⑮ 次の目的地
「さあ、鷹志。引き続き、次、行くわよ!」
意気揚々と由理子が言った。
「ええっ!?」
我が耳を疑う鷹志。
「なあに?」
「いや、さっき"一回だけ"って……。」
「そうよ。でも"一箇所だけ"とは言ってないわ。」
(ヤラレた。)鷹志は頭を抱えた。
彼女が義理の姉と慕う、雪子や京子の悪い影響が出ている。昔は、こんな"したたかな"女の子じゃなかったのに……。
「……だって、次はいつデートしてもらえるのか、分かんないじゃん?」
(うん、確かにそれもそうか。)鷹志はアッサリ諦めた。
「次は、私好みの調査対象ね?じゃあ、座標を入力しま〜す。」
由理子はそう言って、以下のように打ち込んだ。
西暦1983年5月1日
時刻08時00分
北緯01度21分
東経17度08分
(何だか、赤道に近い、暑そうな座標だな。)
鷹志は思わず、そんな事を考えた。
「それでは、連続ジャンプに出発!」
上機嫌の彼女はそう言うと、時空転位装置のスイッチを入れた。
赤いビートルの移動先は、コンゴ共和国リクアラ県のテレ湖上空だった。辺り一面、見渡す限りのジャングルだ。鷹志は何となく、調査対象が分かった気がした。

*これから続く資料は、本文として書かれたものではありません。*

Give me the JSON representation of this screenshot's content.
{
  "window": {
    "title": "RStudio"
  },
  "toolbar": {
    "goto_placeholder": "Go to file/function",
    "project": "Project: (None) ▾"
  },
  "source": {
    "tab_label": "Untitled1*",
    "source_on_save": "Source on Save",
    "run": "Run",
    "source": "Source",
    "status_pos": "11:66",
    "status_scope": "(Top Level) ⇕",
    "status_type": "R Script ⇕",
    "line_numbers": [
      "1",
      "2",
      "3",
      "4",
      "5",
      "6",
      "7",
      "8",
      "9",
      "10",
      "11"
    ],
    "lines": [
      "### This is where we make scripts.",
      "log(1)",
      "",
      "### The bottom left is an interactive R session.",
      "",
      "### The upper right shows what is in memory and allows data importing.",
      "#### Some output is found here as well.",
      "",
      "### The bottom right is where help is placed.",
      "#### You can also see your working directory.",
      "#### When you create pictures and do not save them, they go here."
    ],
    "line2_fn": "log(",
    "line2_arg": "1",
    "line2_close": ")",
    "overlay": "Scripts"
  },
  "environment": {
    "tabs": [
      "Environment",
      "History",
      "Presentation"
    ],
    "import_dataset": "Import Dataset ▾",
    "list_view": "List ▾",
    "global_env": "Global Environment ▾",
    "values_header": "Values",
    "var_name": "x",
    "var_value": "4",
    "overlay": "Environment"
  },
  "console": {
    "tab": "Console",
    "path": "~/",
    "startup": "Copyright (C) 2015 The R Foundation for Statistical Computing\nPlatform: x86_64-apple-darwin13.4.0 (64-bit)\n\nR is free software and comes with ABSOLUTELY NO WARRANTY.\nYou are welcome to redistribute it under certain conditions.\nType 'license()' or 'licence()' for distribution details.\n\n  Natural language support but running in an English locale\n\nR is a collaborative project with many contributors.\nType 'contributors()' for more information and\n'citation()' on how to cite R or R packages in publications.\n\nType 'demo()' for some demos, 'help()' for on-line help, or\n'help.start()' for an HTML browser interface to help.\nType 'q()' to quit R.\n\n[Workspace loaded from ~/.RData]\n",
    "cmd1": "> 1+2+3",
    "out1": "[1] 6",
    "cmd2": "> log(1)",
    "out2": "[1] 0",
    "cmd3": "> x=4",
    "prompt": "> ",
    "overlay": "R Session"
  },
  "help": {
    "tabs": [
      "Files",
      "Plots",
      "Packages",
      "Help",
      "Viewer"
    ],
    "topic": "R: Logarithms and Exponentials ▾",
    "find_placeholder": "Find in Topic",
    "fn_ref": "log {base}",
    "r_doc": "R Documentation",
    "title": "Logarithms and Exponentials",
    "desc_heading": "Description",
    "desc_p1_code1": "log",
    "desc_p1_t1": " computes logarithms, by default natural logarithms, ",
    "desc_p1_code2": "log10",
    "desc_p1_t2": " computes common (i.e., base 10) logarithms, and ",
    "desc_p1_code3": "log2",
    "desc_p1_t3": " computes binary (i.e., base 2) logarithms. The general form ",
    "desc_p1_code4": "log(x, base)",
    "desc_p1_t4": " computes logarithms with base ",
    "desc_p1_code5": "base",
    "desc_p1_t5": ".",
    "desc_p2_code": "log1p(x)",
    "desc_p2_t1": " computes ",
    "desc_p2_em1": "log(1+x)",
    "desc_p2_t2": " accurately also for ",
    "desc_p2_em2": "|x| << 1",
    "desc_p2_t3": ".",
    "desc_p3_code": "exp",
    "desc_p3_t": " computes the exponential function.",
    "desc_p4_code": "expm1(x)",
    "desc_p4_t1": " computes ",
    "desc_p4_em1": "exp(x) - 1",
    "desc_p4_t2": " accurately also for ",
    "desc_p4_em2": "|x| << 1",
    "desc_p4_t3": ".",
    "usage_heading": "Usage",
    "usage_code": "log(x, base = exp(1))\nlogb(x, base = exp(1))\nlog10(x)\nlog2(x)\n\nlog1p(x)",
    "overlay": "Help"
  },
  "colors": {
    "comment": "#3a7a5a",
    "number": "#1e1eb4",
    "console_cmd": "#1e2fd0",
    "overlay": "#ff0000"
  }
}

「調査対象は、モケーレ・ムベンベよ。」由理子が言った。
「……やっぱり。」鷹志もそう言った。
「なあに?予想出来てた?」ゴキゲンな由理子。
「ああ、座標から、何となく。それに以前、ネッシーに関わった事も有るって言ってたし。」
「そうなの。あの時は、大変だったわあ。ここの子は、元気だとイイんだけど……。」
そんな話をしながら、二人で眼下の湖を見ると、ちょうど岸辺に、探検隊らしき一団がやって来ていた。よく見ると、先頭には、立派なテレビカメラを担いでいる者まで居る。"水曜スペシャル"の"川口浩探検隊"かな?彼等の本気度が窺えるが、見つけて欲しくない気もして来る。
「ああ、確かに居るわ。水中に、大きな……全長10mくらいの子が。上空からでもしっかり感じる。」
"動物使い"の由理子が呟いた。
が、鷹志の目では、まだ確認出来ない。
そのうちに、湖面の中央付近が盛り上がり、水中から、大きなゾウの鼻のようなモノが現れた。だがよく見ると、その鼻の先辺りに、しっかりと、目・口・鼻が有る。間違い無い。アレは竜脚類の首だ。モケーレ・ムベンベだ!